Joker director Raju Murugan on its National Film Award win: 'The film is whatever people want it to be'
On a chair draped in cream satin, Tamil director Raju Murugan sits upright and runs his hands through his scraggly beard, baring his pearly whites to the press. It's quite the day for him, with people clambering to shake his hand and get a piece of him. Shuffling awkwardly at the leg up in his career, his eyes widen as he mouths the words "National Award" to his producer, SH Prasad.
"Thank God he had faith in me, in this crazy story," he exclaims to a jubilant crowd of friends and journalists. With him is the film's lead Somasundaram and music director Sean Roldan — passing the mic with muted smiles as they give thanks. Murugan's high is attributed to his film winning the regional (Tamil) award for best film at the 64th National Film Awards, and the film's playback singer Sundarayyar bagging the award for best song.
Joker goes by many names — "activist movie", "David and Goliath story", "political satire" and "a depressing tale of our times".
One man, a self-declared President carries on with his delusion to challenge the system and protest every little thing. The woman he loves marries him on one condition: that his home have a toilet. In an act of tokenism, the actual President of the country visits the village and inspects every home to have a toilet. The plot then falls into a heady mix of a struggle to legalise euthanasia and death by a sand mining lorry.
"It's whatever people want it to be," Murugan says with a chuckle, of Joker. With an appetite for Tamil literature and the Communist party, Murugan devoured Charlie Chaplin and the speeches of CPI leader Nallakannu. "I watched Golden Russia and Great Dictator, and joined the CPI's youth wing, he says. Murugan is a sucker for activism and found his path in political journalism, working at Ananda Vikatan for eight years. Still plagued by a restlessness to reach out to people with his charged writing, he picked cinema and worked with Tamil director Lingusamy on two films: Bheema and Paiyya.
Cuckoo, a story of two visually challenged people falling in love was the debut that confirmed his love for good writing in film. What was striking about an otherwise ordinary story (that could have veered into melodrama and self pity territory), is the concept of normalcy in an otherwise risky plot.
After a recce in Dharmapuri, which he picked for the reputation of backwardness and caste violence, he set out to write. "This could be any village, you know, it could happen in any village. It's not a caricature of Dharmapuri, it's a portrait of a village," Murugan says, recalling metaphors for the film.
Much to the amusement of viewers, there's a goat named Usain Bolt whose leg is injured and the protagonist files a case for damages. "I wanted this to symbolise the young boys who struggle to achieve success in the sport they love, and often admire the runner Usain Bolt. (It is) injured by a truck which symbolises here a dashing of dreams. It's why I introduced the goat as a character. Who cares about a goat, just like young, struggling boys in sport?"

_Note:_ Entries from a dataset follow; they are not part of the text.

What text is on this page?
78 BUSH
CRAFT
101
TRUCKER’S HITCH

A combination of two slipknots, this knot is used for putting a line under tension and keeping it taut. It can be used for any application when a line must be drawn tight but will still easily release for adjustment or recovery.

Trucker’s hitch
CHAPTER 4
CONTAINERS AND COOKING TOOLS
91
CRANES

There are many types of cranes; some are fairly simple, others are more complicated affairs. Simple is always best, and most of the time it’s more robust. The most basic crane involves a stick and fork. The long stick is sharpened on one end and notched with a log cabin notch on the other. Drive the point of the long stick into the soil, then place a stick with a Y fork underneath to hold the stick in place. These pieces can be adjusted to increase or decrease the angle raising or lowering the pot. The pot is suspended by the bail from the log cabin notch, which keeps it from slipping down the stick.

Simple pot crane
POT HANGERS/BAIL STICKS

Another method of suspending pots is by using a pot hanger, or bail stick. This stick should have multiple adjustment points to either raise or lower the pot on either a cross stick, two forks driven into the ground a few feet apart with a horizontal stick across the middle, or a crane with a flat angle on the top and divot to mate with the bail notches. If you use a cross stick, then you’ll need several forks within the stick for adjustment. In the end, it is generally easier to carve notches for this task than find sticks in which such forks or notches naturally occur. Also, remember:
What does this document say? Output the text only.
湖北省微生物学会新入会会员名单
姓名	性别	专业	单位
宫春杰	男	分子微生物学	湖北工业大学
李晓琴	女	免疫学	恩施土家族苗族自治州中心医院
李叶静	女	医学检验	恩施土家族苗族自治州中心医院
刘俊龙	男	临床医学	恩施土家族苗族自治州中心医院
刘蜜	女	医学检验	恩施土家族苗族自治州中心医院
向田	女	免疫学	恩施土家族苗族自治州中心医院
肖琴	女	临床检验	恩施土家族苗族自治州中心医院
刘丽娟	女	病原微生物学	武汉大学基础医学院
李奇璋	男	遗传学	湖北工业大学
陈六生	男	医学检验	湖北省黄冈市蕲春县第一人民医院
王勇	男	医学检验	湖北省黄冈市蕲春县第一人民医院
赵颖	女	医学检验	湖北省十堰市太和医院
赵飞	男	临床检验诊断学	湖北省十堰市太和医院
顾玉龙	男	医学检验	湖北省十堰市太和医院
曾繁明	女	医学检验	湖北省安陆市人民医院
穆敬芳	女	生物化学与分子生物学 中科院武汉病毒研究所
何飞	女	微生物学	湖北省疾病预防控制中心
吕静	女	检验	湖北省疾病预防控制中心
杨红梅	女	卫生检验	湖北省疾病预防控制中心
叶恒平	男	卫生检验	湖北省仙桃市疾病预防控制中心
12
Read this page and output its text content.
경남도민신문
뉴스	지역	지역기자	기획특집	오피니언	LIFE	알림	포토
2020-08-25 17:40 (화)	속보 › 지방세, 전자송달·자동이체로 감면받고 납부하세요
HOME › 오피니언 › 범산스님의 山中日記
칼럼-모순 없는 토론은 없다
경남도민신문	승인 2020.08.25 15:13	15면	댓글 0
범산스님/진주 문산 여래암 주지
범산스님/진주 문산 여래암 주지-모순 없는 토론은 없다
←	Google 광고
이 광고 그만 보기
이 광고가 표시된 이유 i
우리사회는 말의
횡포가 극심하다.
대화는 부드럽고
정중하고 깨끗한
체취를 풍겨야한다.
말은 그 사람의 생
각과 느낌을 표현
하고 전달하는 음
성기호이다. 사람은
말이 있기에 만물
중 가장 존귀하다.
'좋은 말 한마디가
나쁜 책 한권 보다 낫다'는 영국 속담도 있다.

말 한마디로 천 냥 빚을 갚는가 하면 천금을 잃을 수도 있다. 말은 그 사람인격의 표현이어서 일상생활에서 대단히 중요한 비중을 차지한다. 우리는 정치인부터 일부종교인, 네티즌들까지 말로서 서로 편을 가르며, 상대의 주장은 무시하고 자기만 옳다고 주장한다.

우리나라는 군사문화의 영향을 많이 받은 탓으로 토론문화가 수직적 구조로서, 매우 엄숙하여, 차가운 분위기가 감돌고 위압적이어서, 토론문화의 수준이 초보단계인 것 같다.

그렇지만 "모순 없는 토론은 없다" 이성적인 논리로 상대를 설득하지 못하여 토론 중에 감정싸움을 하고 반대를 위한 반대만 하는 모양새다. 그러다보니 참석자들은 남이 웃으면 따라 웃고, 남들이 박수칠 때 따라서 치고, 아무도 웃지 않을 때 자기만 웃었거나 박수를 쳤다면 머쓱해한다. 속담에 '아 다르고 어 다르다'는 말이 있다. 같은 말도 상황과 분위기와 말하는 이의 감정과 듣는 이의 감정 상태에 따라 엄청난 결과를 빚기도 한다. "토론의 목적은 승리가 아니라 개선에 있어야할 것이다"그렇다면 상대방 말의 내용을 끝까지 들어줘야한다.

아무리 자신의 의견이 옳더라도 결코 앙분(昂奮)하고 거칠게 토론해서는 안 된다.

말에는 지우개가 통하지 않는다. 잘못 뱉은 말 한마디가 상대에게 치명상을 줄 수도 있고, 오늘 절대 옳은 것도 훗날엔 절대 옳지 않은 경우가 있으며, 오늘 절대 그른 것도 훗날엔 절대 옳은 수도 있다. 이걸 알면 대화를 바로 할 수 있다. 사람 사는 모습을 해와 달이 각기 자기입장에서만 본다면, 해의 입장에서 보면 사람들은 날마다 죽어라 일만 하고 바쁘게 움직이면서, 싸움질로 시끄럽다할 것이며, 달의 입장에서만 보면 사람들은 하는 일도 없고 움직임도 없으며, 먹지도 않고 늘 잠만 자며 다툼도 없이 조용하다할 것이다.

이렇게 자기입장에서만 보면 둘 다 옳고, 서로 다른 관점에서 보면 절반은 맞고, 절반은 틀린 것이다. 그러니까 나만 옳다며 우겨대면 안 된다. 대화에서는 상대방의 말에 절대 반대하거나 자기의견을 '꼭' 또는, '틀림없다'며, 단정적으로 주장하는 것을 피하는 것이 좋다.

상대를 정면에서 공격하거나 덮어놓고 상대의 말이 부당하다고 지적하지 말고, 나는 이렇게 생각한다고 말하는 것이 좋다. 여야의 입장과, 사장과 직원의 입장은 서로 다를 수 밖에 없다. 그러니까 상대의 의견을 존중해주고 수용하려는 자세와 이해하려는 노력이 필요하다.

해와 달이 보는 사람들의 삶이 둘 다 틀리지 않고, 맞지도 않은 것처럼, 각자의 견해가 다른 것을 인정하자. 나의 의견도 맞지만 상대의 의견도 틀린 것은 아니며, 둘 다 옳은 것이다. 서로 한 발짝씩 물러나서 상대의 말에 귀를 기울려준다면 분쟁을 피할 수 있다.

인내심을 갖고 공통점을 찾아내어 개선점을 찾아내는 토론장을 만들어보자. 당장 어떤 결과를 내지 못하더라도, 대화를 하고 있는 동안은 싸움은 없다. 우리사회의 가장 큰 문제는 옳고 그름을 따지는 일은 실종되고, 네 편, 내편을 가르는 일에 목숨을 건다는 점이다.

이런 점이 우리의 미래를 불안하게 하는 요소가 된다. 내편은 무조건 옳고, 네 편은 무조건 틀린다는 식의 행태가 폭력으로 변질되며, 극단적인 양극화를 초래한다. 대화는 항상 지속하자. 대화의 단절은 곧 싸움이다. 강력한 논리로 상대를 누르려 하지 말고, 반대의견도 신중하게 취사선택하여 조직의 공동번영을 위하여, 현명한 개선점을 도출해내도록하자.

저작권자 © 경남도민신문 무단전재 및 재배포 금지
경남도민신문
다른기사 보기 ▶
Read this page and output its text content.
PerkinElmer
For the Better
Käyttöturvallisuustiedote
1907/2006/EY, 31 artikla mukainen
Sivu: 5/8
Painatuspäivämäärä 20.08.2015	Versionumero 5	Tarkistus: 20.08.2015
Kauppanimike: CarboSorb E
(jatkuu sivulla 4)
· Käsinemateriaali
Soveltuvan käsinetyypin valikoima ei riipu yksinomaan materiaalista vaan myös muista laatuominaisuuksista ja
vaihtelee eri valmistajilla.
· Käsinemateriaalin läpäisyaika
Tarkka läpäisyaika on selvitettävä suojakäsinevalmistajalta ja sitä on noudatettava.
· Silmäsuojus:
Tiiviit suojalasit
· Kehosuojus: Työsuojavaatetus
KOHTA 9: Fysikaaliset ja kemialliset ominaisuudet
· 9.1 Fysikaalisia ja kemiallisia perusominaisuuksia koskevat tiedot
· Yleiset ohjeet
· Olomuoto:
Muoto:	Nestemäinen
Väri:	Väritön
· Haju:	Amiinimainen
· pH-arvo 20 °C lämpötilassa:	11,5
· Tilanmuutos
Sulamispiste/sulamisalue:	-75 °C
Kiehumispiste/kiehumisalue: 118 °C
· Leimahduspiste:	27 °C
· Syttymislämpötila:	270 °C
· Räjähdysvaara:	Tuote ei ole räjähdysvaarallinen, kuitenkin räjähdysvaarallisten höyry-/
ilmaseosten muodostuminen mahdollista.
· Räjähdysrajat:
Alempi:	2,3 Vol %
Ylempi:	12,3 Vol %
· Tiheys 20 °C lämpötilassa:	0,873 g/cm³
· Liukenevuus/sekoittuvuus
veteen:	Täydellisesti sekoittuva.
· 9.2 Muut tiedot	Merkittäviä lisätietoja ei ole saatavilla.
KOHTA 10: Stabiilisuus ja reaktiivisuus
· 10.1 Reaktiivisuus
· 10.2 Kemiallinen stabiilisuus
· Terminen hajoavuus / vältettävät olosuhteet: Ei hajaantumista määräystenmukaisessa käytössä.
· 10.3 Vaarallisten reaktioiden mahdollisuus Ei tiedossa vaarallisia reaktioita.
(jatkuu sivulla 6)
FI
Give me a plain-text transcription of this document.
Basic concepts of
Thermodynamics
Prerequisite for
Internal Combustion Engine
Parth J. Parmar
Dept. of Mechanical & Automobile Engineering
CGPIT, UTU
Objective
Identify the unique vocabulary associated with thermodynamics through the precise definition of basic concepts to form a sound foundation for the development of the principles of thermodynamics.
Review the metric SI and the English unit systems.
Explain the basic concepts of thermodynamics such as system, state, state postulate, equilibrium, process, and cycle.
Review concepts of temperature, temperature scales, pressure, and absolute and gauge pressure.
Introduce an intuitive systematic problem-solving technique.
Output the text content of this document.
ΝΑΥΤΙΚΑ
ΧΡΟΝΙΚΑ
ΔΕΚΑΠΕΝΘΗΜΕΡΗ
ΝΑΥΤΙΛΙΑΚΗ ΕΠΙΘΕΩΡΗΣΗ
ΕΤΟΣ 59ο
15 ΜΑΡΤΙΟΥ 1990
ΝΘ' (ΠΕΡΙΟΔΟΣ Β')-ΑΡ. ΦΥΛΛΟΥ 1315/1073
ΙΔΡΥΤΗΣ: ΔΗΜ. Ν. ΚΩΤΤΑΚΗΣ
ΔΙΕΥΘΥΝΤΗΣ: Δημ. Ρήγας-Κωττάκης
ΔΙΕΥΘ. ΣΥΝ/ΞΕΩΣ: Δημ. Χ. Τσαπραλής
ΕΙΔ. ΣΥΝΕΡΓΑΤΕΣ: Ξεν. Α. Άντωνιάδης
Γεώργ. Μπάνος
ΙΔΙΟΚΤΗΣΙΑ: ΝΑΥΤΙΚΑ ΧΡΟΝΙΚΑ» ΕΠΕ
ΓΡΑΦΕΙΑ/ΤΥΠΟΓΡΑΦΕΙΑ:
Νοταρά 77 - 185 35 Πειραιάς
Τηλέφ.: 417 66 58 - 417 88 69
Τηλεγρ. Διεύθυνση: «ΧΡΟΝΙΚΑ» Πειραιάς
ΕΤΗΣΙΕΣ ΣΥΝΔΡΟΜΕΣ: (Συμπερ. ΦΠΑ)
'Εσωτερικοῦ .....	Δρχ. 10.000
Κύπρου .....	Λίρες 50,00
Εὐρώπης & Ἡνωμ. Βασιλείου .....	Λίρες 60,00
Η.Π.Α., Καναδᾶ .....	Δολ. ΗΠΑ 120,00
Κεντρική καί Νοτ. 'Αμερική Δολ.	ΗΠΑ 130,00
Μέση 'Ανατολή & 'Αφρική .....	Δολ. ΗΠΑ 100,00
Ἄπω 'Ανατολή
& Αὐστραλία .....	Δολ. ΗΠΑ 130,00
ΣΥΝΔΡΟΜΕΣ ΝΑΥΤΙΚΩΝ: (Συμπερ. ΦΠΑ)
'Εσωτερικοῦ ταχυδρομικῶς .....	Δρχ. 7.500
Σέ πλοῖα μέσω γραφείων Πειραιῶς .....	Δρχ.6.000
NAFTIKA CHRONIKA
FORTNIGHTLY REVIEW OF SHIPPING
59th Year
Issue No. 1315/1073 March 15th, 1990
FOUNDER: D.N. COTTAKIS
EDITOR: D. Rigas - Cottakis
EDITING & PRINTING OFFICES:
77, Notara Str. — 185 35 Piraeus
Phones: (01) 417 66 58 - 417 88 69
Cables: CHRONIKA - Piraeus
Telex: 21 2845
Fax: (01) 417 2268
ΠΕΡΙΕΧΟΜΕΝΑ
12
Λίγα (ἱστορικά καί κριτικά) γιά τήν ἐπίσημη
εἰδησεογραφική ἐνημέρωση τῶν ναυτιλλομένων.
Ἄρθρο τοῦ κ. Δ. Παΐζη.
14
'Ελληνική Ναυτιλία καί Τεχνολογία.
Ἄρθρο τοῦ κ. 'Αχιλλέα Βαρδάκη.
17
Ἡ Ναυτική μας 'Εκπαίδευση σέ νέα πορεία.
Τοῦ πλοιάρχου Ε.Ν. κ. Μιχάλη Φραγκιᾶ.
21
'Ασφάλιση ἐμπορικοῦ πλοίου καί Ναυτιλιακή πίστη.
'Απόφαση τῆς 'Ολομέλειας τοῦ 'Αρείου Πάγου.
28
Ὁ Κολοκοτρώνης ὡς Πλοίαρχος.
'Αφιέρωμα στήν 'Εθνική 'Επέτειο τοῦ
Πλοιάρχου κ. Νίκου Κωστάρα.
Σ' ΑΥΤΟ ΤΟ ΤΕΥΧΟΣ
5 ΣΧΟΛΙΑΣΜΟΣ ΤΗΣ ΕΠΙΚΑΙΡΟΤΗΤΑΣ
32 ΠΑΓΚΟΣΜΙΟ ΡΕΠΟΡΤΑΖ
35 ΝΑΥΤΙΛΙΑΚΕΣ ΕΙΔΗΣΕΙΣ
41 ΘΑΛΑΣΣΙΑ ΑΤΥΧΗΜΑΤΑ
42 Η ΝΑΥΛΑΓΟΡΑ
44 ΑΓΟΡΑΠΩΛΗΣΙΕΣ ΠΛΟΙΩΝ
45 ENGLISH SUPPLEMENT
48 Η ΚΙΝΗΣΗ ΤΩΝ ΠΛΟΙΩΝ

Toilets are an important part of the movie. His own village just witnessed the first toilet ever built there near his home and Murugan recalls a time when having a toilet was a mark of prestige. "The teaches used to ask the ones who have toilets to raise their hands. And I couldn't, and this embarrassed me and many others who didn't have toilets," he says. Women, he says, face the risk of assault when they defecate outside. "There are marriages that haven't fallen through because of the groom not having a toilet. We live in a world where we have mobile phones, but don't have toilets," he notes. In the movie, his intentions to juxtapose the launching of a rocket with the lack of a toilet, are clear. The odds are unequal.
The motif of the lone activist at the receiving end of disgust, jokes and pity, is woven through the various social issues Joker picks apart. "I love (the idea of) one man or woman doing whatever they can to take on the system, even the smallest things. I love activism and activists. I think they're the much needed entity for checks and balances," he says. They're also for many, a nuisance factor. "It's called Joker for a reason. It's the jokers who fight, who disrupt the otherwise corrupt system."
Sundarrayyar, a little known street artist, walked into a studio for the first time in his life and balked at the equipment. "He touched the cords, patted the mic, cleared his throat and began," Murugan recalls. And when he did, he acted out the song just like in a street performance. The song was finished in one take. "I've never seen a voice with as much throw and depth as his. He comes from a small village near Dharmapuri and makes his living as a part time teacher, and now he's going to New Delhi to receive a National Award," says Sean Roldan, the movie's music director, proudly.
Sundarayyar couldn't make it to the press conference. "He couldn't speak, forget coming to Chennai," says Murugan.
Joker ends tragically, almost pulling you in into the protagonists' misery and kills any chance of idealism. Says its maker, "Let’s shake (up) the comfortable."